Our Great Leader was speaking in the Dail (the Irish parliament, pronounced Daw'il) yesterday and apparently criticised the airline's management for trying to rush the govt into a decision. Aww ... naughty airline, did they try to rush poor little Bertie-wertie into a decision. Such anathema to you Bertie, having to make decisions.
He also pointed to the serious industrial relations position in the company. Well, duh! Was it not previous govt's who had tried to pack EI to the gills with employees? Does he not understand (he who previously acknowledged that EI was one of the most efficient flag carriers in Europe after its turnaround) that this could not be achieved without making staff cuts. Furthermore, these cuts are entirely voluntary. There have been no compulsory redundancies. But we can go on all day discussing who did what; the fact of the matter is that Bertie Ahern's chronic tendancy to put hard decisions on the long finger put the senior management in the position they are now. They've done all they could with what they have; the govt needs to make decisions on ownership and how the money needed to fund the new fleet is going to be obtained.

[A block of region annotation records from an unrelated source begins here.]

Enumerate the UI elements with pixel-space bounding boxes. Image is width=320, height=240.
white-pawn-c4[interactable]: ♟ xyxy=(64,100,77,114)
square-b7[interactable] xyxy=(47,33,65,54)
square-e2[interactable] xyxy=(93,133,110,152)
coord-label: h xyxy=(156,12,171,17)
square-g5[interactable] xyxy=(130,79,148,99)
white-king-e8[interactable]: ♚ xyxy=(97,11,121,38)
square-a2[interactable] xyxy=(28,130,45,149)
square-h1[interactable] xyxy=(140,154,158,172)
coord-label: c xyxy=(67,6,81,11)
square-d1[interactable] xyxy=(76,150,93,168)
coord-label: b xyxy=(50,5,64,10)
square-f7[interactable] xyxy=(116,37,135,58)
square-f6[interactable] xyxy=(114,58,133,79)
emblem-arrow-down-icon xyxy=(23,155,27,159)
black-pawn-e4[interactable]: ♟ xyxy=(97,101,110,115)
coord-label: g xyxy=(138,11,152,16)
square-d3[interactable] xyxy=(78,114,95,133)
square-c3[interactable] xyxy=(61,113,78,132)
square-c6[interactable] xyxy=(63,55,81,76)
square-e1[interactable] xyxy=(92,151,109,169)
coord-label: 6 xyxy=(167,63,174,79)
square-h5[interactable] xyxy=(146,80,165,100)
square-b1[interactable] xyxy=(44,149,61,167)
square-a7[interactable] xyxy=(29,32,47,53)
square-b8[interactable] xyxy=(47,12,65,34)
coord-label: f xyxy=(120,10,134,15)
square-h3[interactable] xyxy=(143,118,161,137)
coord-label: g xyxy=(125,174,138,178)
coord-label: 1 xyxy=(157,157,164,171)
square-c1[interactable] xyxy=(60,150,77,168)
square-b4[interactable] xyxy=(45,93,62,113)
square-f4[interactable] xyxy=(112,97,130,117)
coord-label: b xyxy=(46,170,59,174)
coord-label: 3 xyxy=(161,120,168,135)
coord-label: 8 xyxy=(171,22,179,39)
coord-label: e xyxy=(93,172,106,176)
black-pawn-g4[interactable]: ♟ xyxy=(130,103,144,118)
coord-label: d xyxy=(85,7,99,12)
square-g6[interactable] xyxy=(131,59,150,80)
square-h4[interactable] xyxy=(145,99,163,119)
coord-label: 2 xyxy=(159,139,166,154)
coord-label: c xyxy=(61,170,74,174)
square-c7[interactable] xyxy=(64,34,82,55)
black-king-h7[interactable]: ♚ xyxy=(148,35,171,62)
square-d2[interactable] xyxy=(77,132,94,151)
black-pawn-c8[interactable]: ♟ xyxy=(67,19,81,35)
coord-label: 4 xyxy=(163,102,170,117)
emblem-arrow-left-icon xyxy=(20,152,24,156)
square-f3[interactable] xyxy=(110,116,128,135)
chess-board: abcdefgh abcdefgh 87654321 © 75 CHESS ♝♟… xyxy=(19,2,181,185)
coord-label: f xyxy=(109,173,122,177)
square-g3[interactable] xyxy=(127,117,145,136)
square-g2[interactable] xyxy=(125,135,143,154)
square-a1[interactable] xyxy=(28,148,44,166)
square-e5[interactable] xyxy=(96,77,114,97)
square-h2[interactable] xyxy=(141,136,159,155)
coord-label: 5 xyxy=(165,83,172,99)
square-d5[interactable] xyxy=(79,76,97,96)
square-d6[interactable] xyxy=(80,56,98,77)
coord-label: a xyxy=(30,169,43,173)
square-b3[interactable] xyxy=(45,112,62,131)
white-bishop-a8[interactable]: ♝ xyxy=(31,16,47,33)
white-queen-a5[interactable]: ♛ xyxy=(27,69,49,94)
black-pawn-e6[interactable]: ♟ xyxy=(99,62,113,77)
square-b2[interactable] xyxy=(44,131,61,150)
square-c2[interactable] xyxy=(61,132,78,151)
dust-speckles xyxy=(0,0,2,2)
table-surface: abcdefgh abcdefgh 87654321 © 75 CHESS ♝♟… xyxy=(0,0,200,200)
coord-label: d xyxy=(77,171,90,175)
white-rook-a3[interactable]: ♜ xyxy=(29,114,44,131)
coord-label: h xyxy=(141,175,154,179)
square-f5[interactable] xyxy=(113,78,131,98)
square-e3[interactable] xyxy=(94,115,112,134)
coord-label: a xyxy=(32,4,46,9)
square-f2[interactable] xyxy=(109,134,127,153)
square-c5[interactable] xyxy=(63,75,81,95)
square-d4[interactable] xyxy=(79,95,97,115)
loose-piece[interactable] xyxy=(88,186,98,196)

Ei2ksea From Ireland, joined Jul 2004, 576 posts, RR: 0 Reply 7, posted (9 years 3 weeks 6 days 15 hours ago) and read 1709 times:
Talk this evening also seemed to put the issue of them being pressured to move. The supposition from some quarters was that Willie and his band of merry men were purely forcing redundancies in order to have EI ripe for an MBO or other form of privatisation where, god forbid, the private sector might eventually make a profit (i.e. have taxpayers fit the bill for the redundancies). This was one point of note which Walsh was deeply unhappy with and they may have wished to pre-empt any murmerings from unhappy unions and leave for greener pastures (ironically enough...) - if anything what this just goes to show is that any persons who positively influence any public sector company in Ireland will eventually be forced out by unions and interference...
ahhh, so the rot continues....can they not just privatise the damn thing?????? This stupid rubbish has been going on for too long.